Caso Maró: come funziona la diplomazia con chi ha il PIL più grosso

Massimiliano Latorre e Salvatore Girone sono sulla bocca di tutti da oramai 7 anni, dal giorno in cui i due fucilieri della marina militare, spararono su un peschereccio indiano scambiato dai militari per una nave pirata pronta ad abbordare la petroliera che insieme ad altri 4 commilitoni erano stati assegnati a proteggere nel notoriamente pericoloso Mar Arabico. L’incidente divenne internazionalmente noto come il Caso dell’Enrica Lexie, dal nome della nave che ospitava i gendarmi, mentre in terra nostrana diventa noto semplicemente come il Caso Marò. In tutto questo tempo però non solo non si è riusciti a stabilire se si tratti di omicidio, ma non si è nemmeno riusciti a chiarire di chi sia la responsabilità processuale, e quindi dove i due militari dovrebbero essere processati. Sembra però che in questi giorni qualcosa stia iniziando smuoversi. Infatti la Corte arbitrale permanente dell’Aja sta per deliberare proprio su questa controversia internazionale. La seduta durerà due settimane, fino al prossimo 20 luglio, ma la sentenza arriverà solo tra sei mesi.

Le motivazioni per un processo in Italia 

L’ambasciatore Francesco Azzarello che segue il caso dal suo inizio ha dichiarato: “Sono funzionari dello Stato italiano, impegnati nell’esercizio delle loro funzioni a bordo di una nave battente bandiera italiana in acque internazionali, e pertanto immuni dalla giustizia straniera”. Successivamente ha aggiunto poi “Agli occhi dell’India non c’è presunzione di innocenza: i Marò erano colpevoli di omicidio ancora prima che le accuse fossero formulate”, ricordando inoltre che in India “ci sono stati ingiustificabili rinvii del processo. Sono state inventate speciali procedure, in violazione con la stessa Costituzione indiana“.  Difronte l’aula del tribunale dell’Aja ha poi chiarito: “Le considerazioni umanitarie sono rilevanti: alla fine di questo arbitrato, Massimiliano Latorre e Salvatore Girone saranno stati privati della loro libertà senza alcuna imputazione per otto anni”. L’ambasciatore infine ha aperto anche alle famiglie di Ajeesh Pink e Valentine Jelastine, le due vittime, dichiarando: “L’Italia si impegna a facilitare la loro partecipazione e rappresentanza in qualunque procedimento successivo, nel caso venga riconosciuta la giurisdizione italiana.”

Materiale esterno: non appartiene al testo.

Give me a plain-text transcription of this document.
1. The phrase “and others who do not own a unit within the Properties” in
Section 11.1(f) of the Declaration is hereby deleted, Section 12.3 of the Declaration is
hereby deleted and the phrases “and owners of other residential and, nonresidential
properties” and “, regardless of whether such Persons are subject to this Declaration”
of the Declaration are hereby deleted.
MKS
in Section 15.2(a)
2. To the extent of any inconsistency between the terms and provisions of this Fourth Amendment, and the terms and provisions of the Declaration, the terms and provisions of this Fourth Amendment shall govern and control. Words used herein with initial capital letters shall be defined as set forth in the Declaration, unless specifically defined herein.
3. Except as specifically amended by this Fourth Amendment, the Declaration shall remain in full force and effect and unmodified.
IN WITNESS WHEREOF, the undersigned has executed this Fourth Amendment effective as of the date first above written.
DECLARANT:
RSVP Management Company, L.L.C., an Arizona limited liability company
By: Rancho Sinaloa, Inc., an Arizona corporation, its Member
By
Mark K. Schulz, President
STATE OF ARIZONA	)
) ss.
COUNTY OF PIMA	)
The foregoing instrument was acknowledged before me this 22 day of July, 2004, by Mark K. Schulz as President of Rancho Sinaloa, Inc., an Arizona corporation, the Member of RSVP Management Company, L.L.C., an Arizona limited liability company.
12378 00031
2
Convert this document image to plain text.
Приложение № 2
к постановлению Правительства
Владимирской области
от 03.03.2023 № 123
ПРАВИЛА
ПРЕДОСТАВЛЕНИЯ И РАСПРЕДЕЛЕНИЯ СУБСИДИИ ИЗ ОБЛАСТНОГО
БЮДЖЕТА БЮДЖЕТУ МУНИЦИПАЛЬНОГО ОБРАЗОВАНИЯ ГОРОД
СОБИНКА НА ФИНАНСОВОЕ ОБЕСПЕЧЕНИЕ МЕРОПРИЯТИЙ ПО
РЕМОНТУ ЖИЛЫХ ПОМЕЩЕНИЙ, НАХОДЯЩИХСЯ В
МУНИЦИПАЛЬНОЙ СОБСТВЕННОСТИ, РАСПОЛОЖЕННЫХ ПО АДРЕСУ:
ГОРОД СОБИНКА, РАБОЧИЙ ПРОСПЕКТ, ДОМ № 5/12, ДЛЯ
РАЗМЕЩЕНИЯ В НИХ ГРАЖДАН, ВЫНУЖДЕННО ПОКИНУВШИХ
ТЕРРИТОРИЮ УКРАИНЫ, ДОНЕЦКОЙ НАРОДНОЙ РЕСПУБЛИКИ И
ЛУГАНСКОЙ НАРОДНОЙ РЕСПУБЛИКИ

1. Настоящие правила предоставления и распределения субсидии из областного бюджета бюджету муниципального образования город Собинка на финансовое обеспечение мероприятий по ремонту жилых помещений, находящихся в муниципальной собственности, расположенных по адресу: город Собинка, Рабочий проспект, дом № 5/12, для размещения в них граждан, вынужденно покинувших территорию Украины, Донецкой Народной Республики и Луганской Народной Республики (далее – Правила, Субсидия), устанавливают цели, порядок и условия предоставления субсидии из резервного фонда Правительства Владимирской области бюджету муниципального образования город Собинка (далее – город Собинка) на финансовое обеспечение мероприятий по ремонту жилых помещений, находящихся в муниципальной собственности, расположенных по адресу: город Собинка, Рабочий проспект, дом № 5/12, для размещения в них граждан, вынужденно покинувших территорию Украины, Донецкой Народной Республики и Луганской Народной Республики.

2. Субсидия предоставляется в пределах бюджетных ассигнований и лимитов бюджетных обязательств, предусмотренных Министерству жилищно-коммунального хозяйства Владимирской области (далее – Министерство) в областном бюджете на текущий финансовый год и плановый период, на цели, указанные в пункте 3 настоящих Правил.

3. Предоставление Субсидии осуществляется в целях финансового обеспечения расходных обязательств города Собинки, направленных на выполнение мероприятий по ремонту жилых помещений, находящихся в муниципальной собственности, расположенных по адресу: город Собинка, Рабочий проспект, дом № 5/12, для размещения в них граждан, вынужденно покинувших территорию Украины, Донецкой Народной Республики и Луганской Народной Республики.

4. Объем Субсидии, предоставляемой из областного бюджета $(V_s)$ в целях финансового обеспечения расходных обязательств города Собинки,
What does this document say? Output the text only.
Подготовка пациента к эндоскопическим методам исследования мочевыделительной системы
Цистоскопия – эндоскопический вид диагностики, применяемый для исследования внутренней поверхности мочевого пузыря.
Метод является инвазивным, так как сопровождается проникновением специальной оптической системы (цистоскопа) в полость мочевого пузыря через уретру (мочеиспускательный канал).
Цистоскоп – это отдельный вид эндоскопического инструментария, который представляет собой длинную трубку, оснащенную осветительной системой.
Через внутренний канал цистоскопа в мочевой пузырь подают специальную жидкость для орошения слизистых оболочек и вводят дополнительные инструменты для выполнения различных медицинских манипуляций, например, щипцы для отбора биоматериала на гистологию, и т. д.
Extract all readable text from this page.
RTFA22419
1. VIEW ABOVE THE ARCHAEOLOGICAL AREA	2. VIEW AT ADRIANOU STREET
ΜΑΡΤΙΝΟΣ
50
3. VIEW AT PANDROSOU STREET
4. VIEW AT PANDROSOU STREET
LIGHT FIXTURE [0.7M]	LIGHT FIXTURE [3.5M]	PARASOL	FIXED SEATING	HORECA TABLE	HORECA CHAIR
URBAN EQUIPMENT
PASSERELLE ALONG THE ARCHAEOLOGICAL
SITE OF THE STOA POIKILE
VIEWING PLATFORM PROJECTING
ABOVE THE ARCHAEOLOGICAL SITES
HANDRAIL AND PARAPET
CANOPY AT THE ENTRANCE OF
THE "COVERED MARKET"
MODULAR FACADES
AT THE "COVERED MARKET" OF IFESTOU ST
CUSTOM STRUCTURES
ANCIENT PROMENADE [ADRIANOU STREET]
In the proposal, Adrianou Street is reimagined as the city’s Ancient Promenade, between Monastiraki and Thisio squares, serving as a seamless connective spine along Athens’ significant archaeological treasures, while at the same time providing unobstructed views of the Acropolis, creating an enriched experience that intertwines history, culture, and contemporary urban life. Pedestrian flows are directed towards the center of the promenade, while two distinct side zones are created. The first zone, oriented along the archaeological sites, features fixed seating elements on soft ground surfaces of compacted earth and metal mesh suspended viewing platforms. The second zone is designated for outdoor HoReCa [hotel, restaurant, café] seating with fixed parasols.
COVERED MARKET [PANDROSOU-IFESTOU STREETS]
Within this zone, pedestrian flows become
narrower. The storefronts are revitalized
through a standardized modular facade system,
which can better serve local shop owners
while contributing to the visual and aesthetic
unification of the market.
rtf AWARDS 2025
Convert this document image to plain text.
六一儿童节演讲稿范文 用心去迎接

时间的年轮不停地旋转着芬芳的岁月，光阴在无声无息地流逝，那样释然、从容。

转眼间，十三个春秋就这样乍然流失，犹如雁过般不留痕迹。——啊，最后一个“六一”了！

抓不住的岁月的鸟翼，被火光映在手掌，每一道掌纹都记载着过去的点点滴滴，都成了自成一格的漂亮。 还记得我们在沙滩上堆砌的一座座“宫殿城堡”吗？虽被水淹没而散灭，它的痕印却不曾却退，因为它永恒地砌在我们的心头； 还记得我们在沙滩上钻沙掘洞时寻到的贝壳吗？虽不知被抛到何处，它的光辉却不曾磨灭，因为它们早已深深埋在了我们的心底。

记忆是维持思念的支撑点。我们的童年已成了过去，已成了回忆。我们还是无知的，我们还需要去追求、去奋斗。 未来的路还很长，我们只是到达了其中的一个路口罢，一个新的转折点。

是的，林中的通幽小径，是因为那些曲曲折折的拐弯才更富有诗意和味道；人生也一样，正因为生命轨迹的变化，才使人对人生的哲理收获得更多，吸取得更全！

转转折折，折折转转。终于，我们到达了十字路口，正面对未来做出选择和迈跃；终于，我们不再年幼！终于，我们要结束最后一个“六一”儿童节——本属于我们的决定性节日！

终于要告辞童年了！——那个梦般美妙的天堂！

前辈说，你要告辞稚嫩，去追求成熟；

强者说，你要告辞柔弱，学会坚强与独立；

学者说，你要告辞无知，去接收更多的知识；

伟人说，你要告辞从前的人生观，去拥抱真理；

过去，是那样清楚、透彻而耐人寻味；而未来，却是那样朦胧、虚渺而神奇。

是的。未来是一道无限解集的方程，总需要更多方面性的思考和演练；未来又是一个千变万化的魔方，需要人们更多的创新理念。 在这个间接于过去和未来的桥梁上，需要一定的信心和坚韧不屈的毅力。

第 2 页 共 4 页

Le motivazioni per un processo in India

Dal canto suo l’India che considera il tutto una violazione della propria sovranità controbatte: “L’Italia sostiene di avere l’esclusiva giurisdizione sulla vicende dei marò, ma bisogna tenere a mente che l’India e due suoi pescatori sono le vittime di questo caso, due esseri umani a bordo di una barca indiana sono stati uccisi da individui che erano su una nave commerciale .L’Italia ha infranto la sovranità indiana nella sua zona economica esclusiva con i due militari che hanno sparato con armi automatiche contro un peschereccio indiano, il St. Antony, che aveva pieno diritto a operare in quell’area senza il timore di essere fermato, essere oggetto di spari e avere due dei suoi membri di equipaggio uccisi”, ha aggiunto il rappresentante indiano G. Balasubramanian in aula. Il caso “è materia di tribunali nazionali e non dell’arbitrato internazionale, il cui mandato si limita all’interpretazione e all’applicazione dell’Unclos (la Convenzione dell’Onu sul diritto del mare)”, ha concluso il rappresentante di Delhi.

Insomma come al solito quando due potenze si scontrano su cose di questo genere non è mai una questione di stabilire una colpa, ma semplicemente del potere che riescono a proiettare l’uno sull’altro, e del supporto che riescono a raccogliere dalla comunità internazionale. Il semplice fatto che ci vogliano ben più di 7 anni per decidere dove il processo debba avvenire, è un segnale che tutto questo più che una lotta per la giustizia sembra una gara a chi lo ha più lungo ma su scala intercontinentale.